Le projet de construction d’une gaine en béton sous la place Saint-Marc, pour la protéger des hautes eaux, soulève une polémique.

VENISE (de notre correspondante) - Les marées de moins d’un mètre de haut (acque alte) sont les plus fréquentes à Venise. Elles ne perturbent pas gravement la vie de la cité, mais inondent parfois entièrement la place Saint-Marc. De plus, dès que la marée atteint 65 centimètres, le narthex de la basilique est recouvert par les eaux, avec tous les dommages que cela entraîne pour l’édifice.

Pour remédier à ces problèmes, le consortium Venezia Nuova envisage la construction d’une gaine imperméable en béton, sous les pavés qui recouvrent la piazza et la piazzetta Saint-Marc. Évaluée à 100 milliards de lires, soit 290 millions de francs, la gaine serait construite à un demi-mètre de profondeur, entre l’actuel revêtement et l’ancien, qui remonte au XIIIe siècle.

Soumis à l’appréciation critique de la surintendance du Patrimoine écologique et architectural de Venise, ainsi qu’à la municipalité, le projet soulève, de la part de la surintendance, une première objection liée à la présence de nombreux vestiges archéologiques dans le sous-sol. En effet, la protection recouvrirait le système complexe de galeries (environ une centaine) qui assurait autrefois l’écoulement des eaux.
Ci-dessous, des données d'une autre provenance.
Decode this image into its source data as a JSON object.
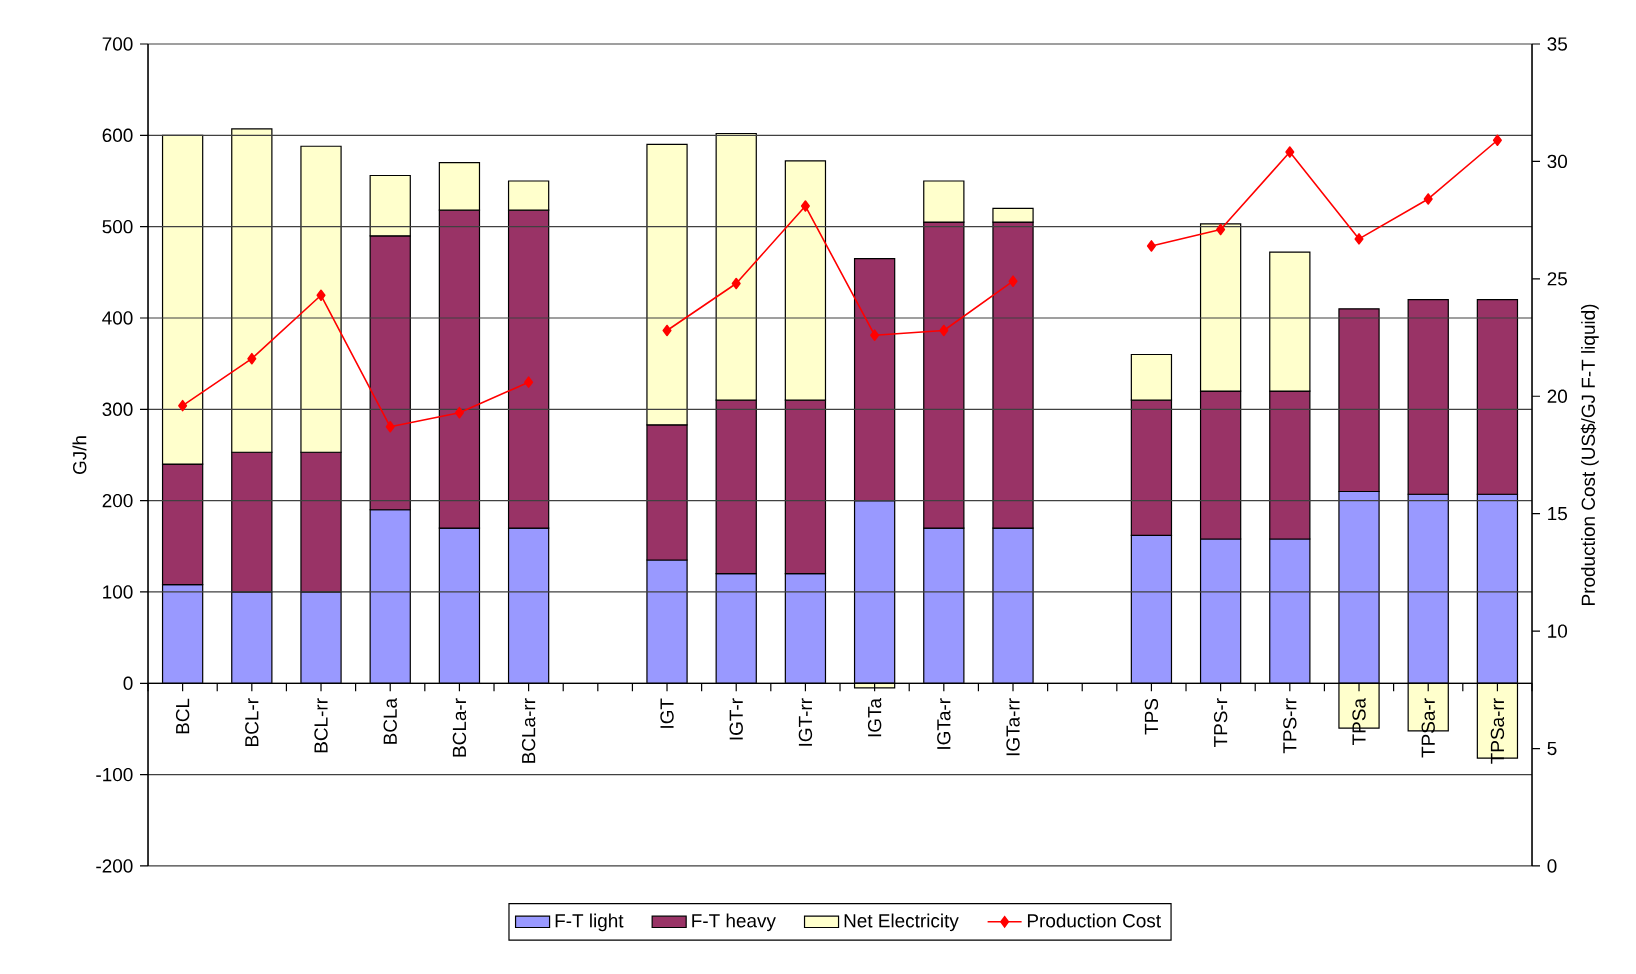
{
  "chart_data": {
    "type": "bar",
    "stacked": true,
    "categories": [
      "BCL",
      "BCL-r",
      "BCL-rr",
      "BCLa",
      "BCLa-r",
      "BCLa-rr",
      null,
      "IGT",
      "IGT-r",
      "IGT-rr",
      "IGTa",
      "IGTa-r",
      "IGTa-rr",
      null,
      "TPS",
      "TPS-r",
      "TPS-rr",
      "TPSa",
      "TPSa-r",
      "TPSa-rr"
    ],
    "series": [
      {
        "name": "F-T light",
        "color": "#9999ff",
        "values": [
          108,
          100,
          100,
          190,
          170,
          170,
          null,
          135,
          120,
          120,
          200,
          170,
          170,
          null,
          162,
          158,
          158,
          210,
          207,
          207
        ]
      },
      {
        "name": "F-T heavy",
        "color": "#993366",
        "values": [
          132,
          153,
          153,
          300,
          348,
          348,
          null,
          148,
          190,
          190,
          265,
          335,
          335,
          null,
          148,
          162,
          162,
          200,
          213,
          213
        ]
      },
      {
        "name": "Net Electricity",
        "color": "#ffffcc",
        "values": [
          360,
          354,
          335,
          66,
          52,
          32,
          null,
          307,
          292,
          262,
          -5,
          45,
          15,
          null,
          50,
          183,
          152,
          -49,
          -52,
          -82
        ]
      },
      {
        "name": "Production Cost",
        "color": "#ff0000",
        "type": "line",
        "axis": "y2",
        "marker": "diamond",
        "line_style": "solid",
        "values": [
          19.6,
          21.6,
          24.3,
          18.7,
          19.3,
          20.6,
          null,
          22.8,
          24.8,
          28.1,
          22.6,
          22.8,
          24.9,
          null,
          26.4,
          27.1,
          30.4,
          26.7,
          28.4,
          30.9
        ]
      }
    ],
    "ylabel": "GJ/h",
    "y2label": "Production Cost (US$/GJ F-T liquid)",
    "ylim": [
      -200,
      700
    ],
    "yticks": [
      -200,
      -100,
      0,
      100,
      200,
      300,
      400,
      500,
      600,
      700
    ],
    "y2lim": [
      0,
      35
    ],
    "y2ticks": [
      0,
      5,
      10,
      15,
      20,
      25,
      30,
      35
    ],
    "grid": "y",
    "legend": "bottom"
  }
}
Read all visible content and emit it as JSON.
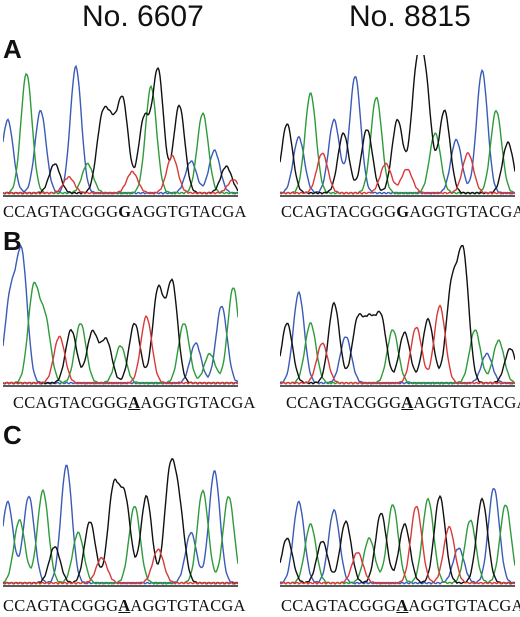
{
  "columns": [
    {
      "title": "No. 6607"
    },
    {
      "title": "No. 8815"
    }
  ],
  "rows": [
    {
      "label": "A",
      "panels": [
        {
          "seq_pre": "CCAGTACGGG",
          "seq_mut": "G",
          "seq_post": "AGGTGTACGA",
          "underlined": false
        },
        {
          "seq_pre": "CCAGTACGGG",
          "seq_mut": "G",
          "seq_post": "AGGTGTACGA",
          "underlined": false
        }
      ]
    },
    {
      "label": "B",
      "panels": [
        {
          "seq_pre": "CCAGTACGGG",
          "seq_mut": "A",
          "seq_post": "AGGTGTACGA",
          "underlined": true
        },
        {
          "seq_pre": "CCAGTACGGG",
          "seq_mut": "A",
          "seq_post": "AGGTGTACGA",
          "underlined": true
        }
      ]
    },
    {
      "label": "C",
      "panels": [
        {
          "seq_pre": "CCAGTACGGG",
          "seq_mut": "A",
          "seq_post": "AGGTGTACGA",
          "underlined": true
        },
        {
          "seq_pre": "CCAGTACGGG",
          "seq_mut": "A",
          "seq_post": "AGGTGTACGA",
          "underlined": true
        }
      ]
    }
  ],
  "trace_colors": {
    "C": "#3a5bb8",
    "A": "#2e9b3a",
    "G": "#111111",
    "T": "#d83a3a"
  }
}
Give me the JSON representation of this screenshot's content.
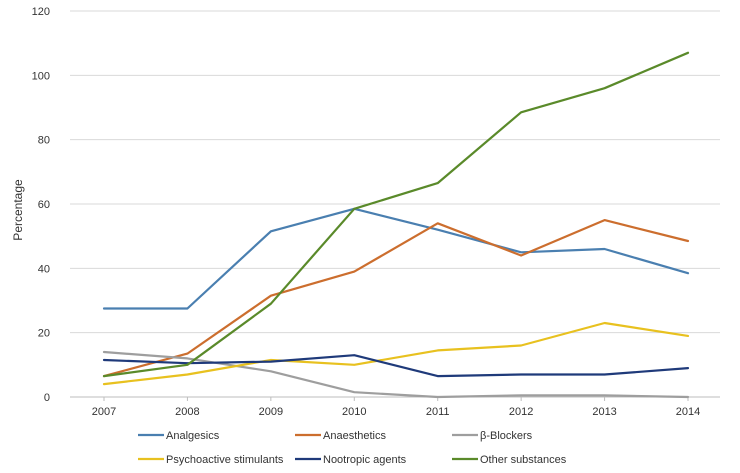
{
  "chart_data": {
    "type": "line",
    "ylabel": "Percentage",
    "xlabel": "",
    "title": "",
    "x": [
      "2007",
      "2008",
      "2009",
      "2010",
      "2011",
      "2012",
      "2013",
      "2014"
    ],
    "ylim": [
      0,
      120
    ],
    "yticks": [
      "0",
      "20",
      "40",
      "60",
      "80",
      "100",
      "120"
    ],
    "grid": "horizontal",
    "legend_position": "bottom",
    "series": [
      {
        "name": "Analgesics",
        "color": "#4a7fb0",
        "values": [
          27.5,
          27.5,
          51.5,
          58.5,
          52,
          45,
          46,
          38.5
        ]
      },
      {
        "name": "Anaesthetics",
        "color": "#cc6e2e",
        "values": [
          6.5,
          13.5,
          31.5,
          39,
          54,
          44,
          55,
          48.5
        ]
      },
      {
        "name": "β-Blockers",
        "color": "#9e9e9e",
        "values": [
          14,
          12,
          8,
          1.5,
          0,
          0.5,
          0.5,
          0
        ]
      },
      {
        "name": "Psychoactive stimulants",
        "color": "#e8c11f",
        "values": [
          4,
          7,
          11.5,
          10,
          14.5,
          16,
          23,
          19
        ]
      },
      {
        "name": "Nootropic agents",
        "color": "#1f3a7a",
        "values": [
          11.5,
          10.5,
          11,
          13,
          6.5,
          7,
          7,
          9
        ]
      },
      {
        "name": "Other substances",
        "color": "#5a8a2a",
        "values": [
          6.5,
          10,
          29,
          58.5,
          66.5,
          88.5,
          96,
          107
        ]
      }
    ]
  }
}
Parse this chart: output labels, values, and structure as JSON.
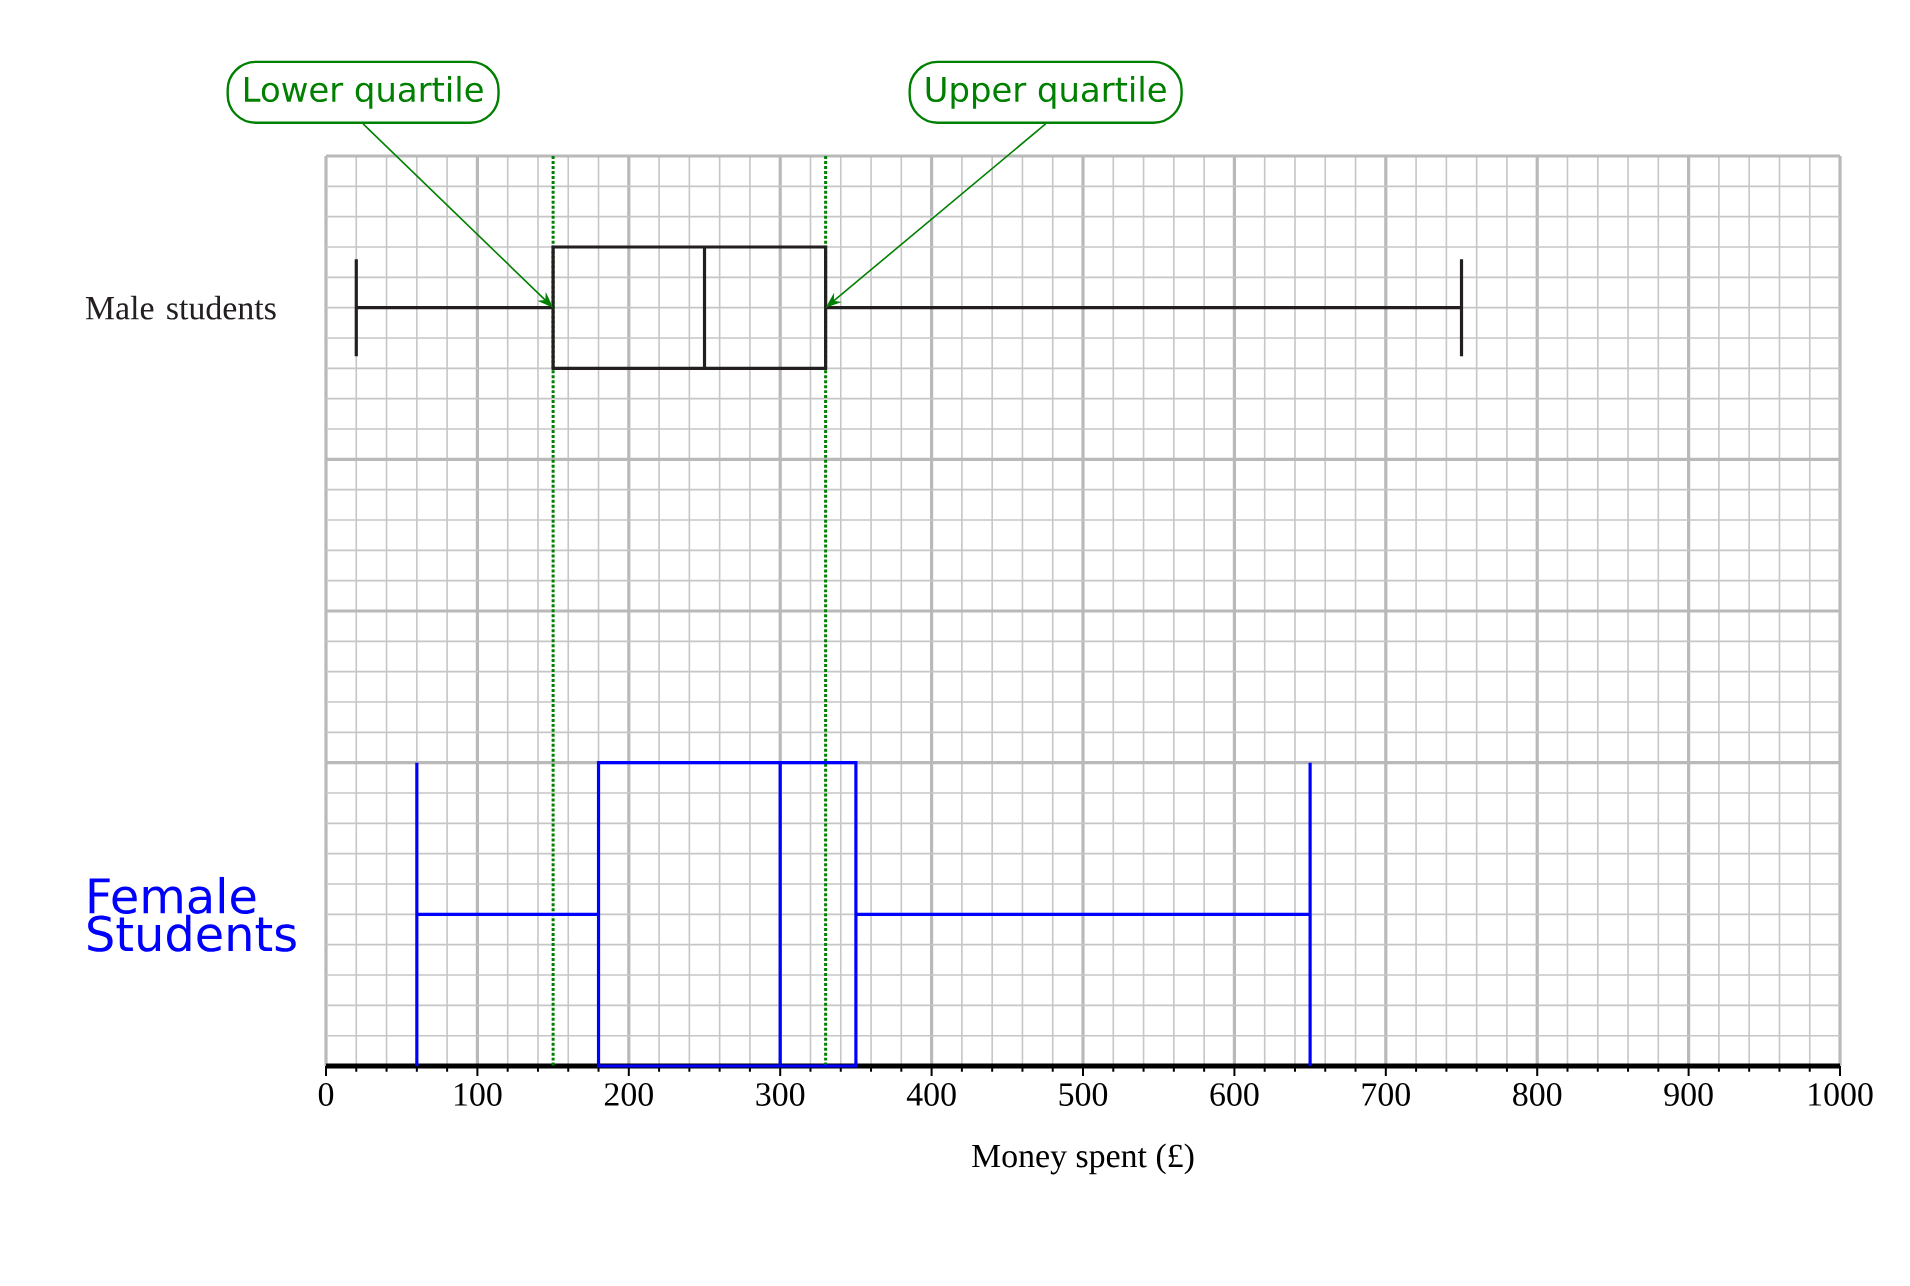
{
  "chart_data": {
    "type": "box",
    "orientation": "horizontal",
    "categories": [
      "Male students",
      "Female Students"
    ],
    "boxes": [
      {
        "low": 20,
        "q1": 150,
        "median": 250,
        "q3": 330,
        "high": 750
      },
      {
        "low": 60,
        "q1": 180,
        "median": 300,
        "q3": 350,
        "high": 650
      }
    ],
    "colors": [
      "#231f20",
      "#0000ff"
    ],
    "xlabel": "Money spent (£)",
    "xlim": [
      0,
      1000
    ],
    "xticks": [
      0,
      100,
      200,
      300,
      400,
      500,
      600,
      700,
      800,
      900,
      1000
    ],
    "grid": true,
    "annotations": [
      {
        "text": "Lower quartile",
        "x": 150,
        "y": "Male students"
      },
      {
        "text": "Upper quartile",
        "x": 330,
        "y": "Male students"
      }
    ],
    "ref_lines": [
      {
        "axis": "x",
        "value": 150,
        "color": "#008000",
        "line_style": "dotted"
      },
      {
        "axis": "x",
        "value": 330,
        "color": "#008000",
        "line_style": "dotted"
      }
    ]
  }
}
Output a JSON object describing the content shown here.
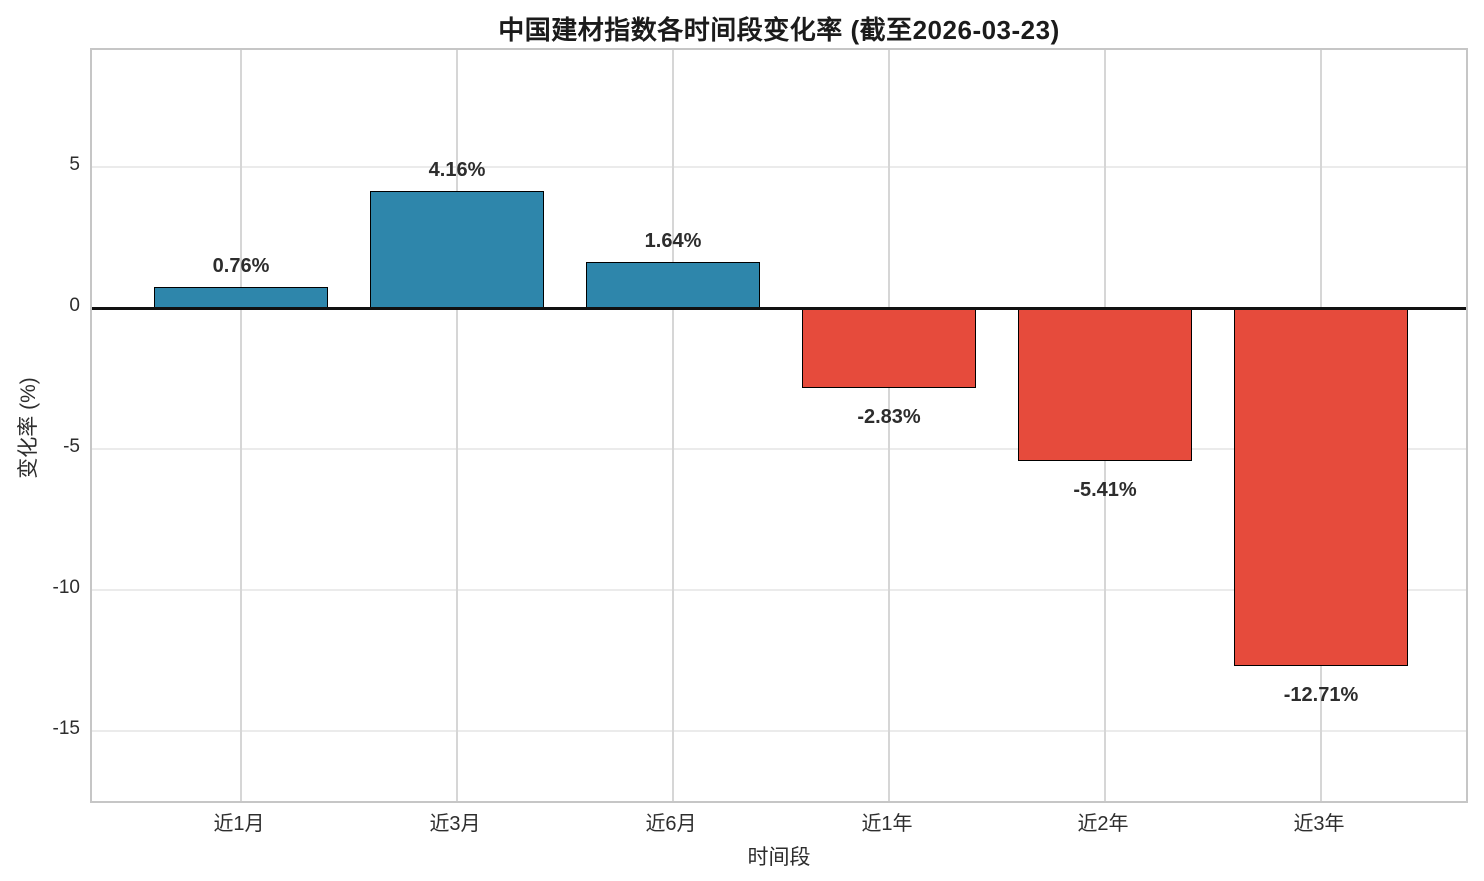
{
  "chart_data": {
    "type": "bar",
    "title": "中国建材指数各时间段变化率 (截至2026-03-23)",
    "xlabel": "时间段",
    "ylabel": "变化率 (%)",
    "categories": [
      "近1月",
      "近3月",
      "近6月",
      "近1年",
      "近2年",
      "近3年"
    ],
    "values": [
      0.76,
      4.16,
      1.64,
      -2.83,
      -5.41,
      -12.71
    ],
    "value_labels": [
      "0.76%",
      "4.16%",
      "1.64%",
      "-2.83%",
      "-5.41%",
      "-12.71%"
    ],
    "yticks": [
      5,
      0,
      -5,
      -10,
      -15
    ],
    "ylim": [
      -17.6,
      9.2
    ],
    "grid": true,
    "legend": null,
    "positive_color": "#2e86ab",
    "negative_color": "#e64b3c",
    "bar_edge_color": "#000000",
    "background_color": "#ffffff"
  }
}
Le délabrement complet de ce système écarte toute possibilité de restauration, et il est prévu de reconstruire, juste au-dessus de la gaine, un réseau de canalisations analogue, pour évacuer l’eau vers la lagune. Par ailleurs, le môle serait rehaussé d’au moins 20 centimètres.

Mais une fois la gaine installée, comment, par exemple, empêcher l’eau de s’infiltrer au pied des colonnes des Vieilles Procuraties, dans les marches des Nouvelles Procuraties et, surtout, à la base de la façade de la basilique ? Il faut enfin souligner que cette installation ne protégera pas des marées de plus d’un mètre. Elle ne peut donc constituer qu’un complément, et non une alternative, à la construction de digues mobiles. Outre qu’il est difficile d’évaluer à l’avance l’efficacité du projet, les écologistes et Italia Nostra se montrent unanimement réticents à une intervention sur une zone aussi sensible que la place Saint-Marc.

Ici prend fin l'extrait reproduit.